Yayin Tarihi 9 Ağustos, 2011 
Kategori KATEGORİLENMEMİŞ

Çin yeni bir küresel kriz yükü daha kaldırabilir mi?

 

image00111.jpg

Çin’in büyüme trendinin artık dışa bağımlı değil de içerideki yatırımlara ve içerideki tüketime bağlı bir büyüme olarak değişmesi gerektiğine dair milliyetçi tezler Çin’de hem siyasi hem ekonomik kararları yakından etkiliyor.

 

2008 yılında ABD’de patlak veren mortgage krizinde uzun dönemli resesyonu kaldırma potansiyeli olmayan Çin hem rezervini korumuş hem de ABD’den bono ve tahvil alımını sürdüreceğini açıklamıştı. Avrupa ve ABD’de ekonomik göstergelerin gün geçtikçe aşağı yönlü ilerlemesinin farkında olan Çin özellikle BRIC ile küresel ekonomide alternatif arayışlarını da ortaya koymuştu. Bu yavaş ama emin adımlar tam bir alternatife dönüşmeden yeni bir krizin kapısı çalınıyor. Bu defa Çin’in ve diğer dünya piyasalarının alacağı tavır belirleyici olacağa benziyor.

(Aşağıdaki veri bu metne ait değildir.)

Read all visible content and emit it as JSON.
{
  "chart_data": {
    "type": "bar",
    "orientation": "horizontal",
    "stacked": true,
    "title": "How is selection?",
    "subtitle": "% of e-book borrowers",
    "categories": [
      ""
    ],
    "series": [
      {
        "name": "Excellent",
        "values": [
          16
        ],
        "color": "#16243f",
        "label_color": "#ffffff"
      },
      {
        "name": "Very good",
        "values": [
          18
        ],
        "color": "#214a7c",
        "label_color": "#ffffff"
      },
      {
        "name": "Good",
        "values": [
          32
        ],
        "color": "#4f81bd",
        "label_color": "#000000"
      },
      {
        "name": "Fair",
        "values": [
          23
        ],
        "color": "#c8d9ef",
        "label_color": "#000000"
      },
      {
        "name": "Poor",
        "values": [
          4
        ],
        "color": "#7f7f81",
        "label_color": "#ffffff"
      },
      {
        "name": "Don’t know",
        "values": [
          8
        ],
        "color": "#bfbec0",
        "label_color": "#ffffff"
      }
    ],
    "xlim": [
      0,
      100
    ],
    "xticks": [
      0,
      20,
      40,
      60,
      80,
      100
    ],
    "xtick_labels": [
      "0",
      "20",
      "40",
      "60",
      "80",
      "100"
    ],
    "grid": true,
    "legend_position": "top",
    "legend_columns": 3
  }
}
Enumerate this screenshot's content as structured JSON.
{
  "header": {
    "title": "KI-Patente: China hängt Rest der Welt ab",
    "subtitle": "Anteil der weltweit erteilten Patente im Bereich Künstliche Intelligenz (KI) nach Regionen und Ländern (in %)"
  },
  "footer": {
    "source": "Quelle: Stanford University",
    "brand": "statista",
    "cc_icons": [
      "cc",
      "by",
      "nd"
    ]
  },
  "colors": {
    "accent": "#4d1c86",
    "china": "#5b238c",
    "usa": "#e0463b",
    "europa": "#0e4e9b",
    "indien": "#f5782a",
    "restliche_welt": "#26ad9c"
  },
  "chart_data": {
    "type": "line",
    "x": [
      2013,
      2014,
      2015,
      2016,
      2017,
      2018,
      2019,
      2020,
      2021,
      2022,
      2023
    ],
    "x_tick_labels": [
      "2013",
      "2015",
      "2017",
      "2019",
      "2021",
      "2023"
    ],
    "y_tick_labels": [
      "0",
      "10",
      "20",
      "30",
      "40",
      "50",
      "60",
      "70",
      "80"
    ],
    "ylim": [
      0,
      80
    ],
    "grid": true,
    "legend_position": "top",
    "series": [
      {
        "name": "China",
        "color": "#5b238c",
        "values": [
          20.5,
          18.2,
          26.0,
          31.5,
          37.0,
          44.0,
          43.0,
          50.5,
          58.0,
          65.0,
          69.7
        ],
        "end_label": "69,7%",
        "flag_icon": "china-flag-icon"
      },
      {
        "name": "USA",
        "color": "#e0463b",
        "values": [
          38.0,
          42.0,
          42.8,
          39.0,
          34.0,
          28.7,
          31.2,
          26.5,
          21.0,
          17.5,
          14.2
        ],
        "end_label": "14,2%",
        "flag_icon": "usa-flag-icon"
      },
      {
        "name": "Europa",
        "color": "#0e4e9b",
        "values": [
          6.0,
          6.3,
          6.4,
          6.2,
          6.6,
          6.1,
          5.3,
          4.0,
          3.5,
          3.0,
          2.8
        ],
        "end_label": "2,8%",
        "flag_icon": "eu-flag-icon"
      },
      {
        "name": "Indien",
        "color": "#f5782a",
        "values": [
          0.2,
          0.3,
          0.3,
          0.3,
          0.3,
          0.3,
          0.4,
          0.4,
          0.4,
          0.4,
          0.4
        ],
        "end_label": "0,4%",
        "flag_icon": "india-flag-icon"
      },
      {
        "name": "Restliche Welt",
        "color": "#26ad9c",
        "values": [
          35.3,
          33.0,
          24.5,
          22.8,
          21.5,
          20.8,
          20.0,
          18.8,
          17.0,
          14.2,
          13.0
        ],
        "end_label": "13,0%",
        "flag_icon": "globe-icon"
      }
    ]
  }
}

Bazı ekonomistlerin 1929 buhranı ile kıyasladığı bu kriz dönemi eğer gerçekten yeni üretim aşamalarına geçiş sürecinde dünyanın yaşadığı büyük çapta gelgitlerden oluşuyorsa sistemik güç kayıplarının da yaşanması beklenebilir. Diğer yandan bu kayıpların başka bir sistem ve coğrafyada birikip birikmeyeceği sorusu da tartışılabilir. Her iki varsayımda da Çin’in küresel entegrasyon projesinin mimarları sistem dışına çıkmamakta kararlı. En azından sistemdeki ekonomik ve siyasi belirsizlikler ortadan kalkıncaya kadar.

Çin’in en son açıklanan döviz rezervi 3.2 trilyon dolar civarına ve olası ABD merkezli ekonomik krizde ilk etkilenecek ülkelerin başında olması muhtemel. Bu sebeple dünkü hareketlenmelerin hemen ardından Çinli ekonomistlerin yorumları ardı ardına gelmeye başladı. Bu yorumlar arasında en ilginci ise Çin’in bu kriz dönemlerinden en makul dersleri çıkarıp kendine alternatif bir yol bulmasını tavsiye eden yorumlar oldu. İşlerin iyi gittiği dönemlerde ABD ile G-2 hayalleri kuran Çin’in işlerin kötü gittiği dönemlerde alternatif yollar aramaya başlaması ABD-Çin ilişkilerindeki en temel sorunların başında geliyor.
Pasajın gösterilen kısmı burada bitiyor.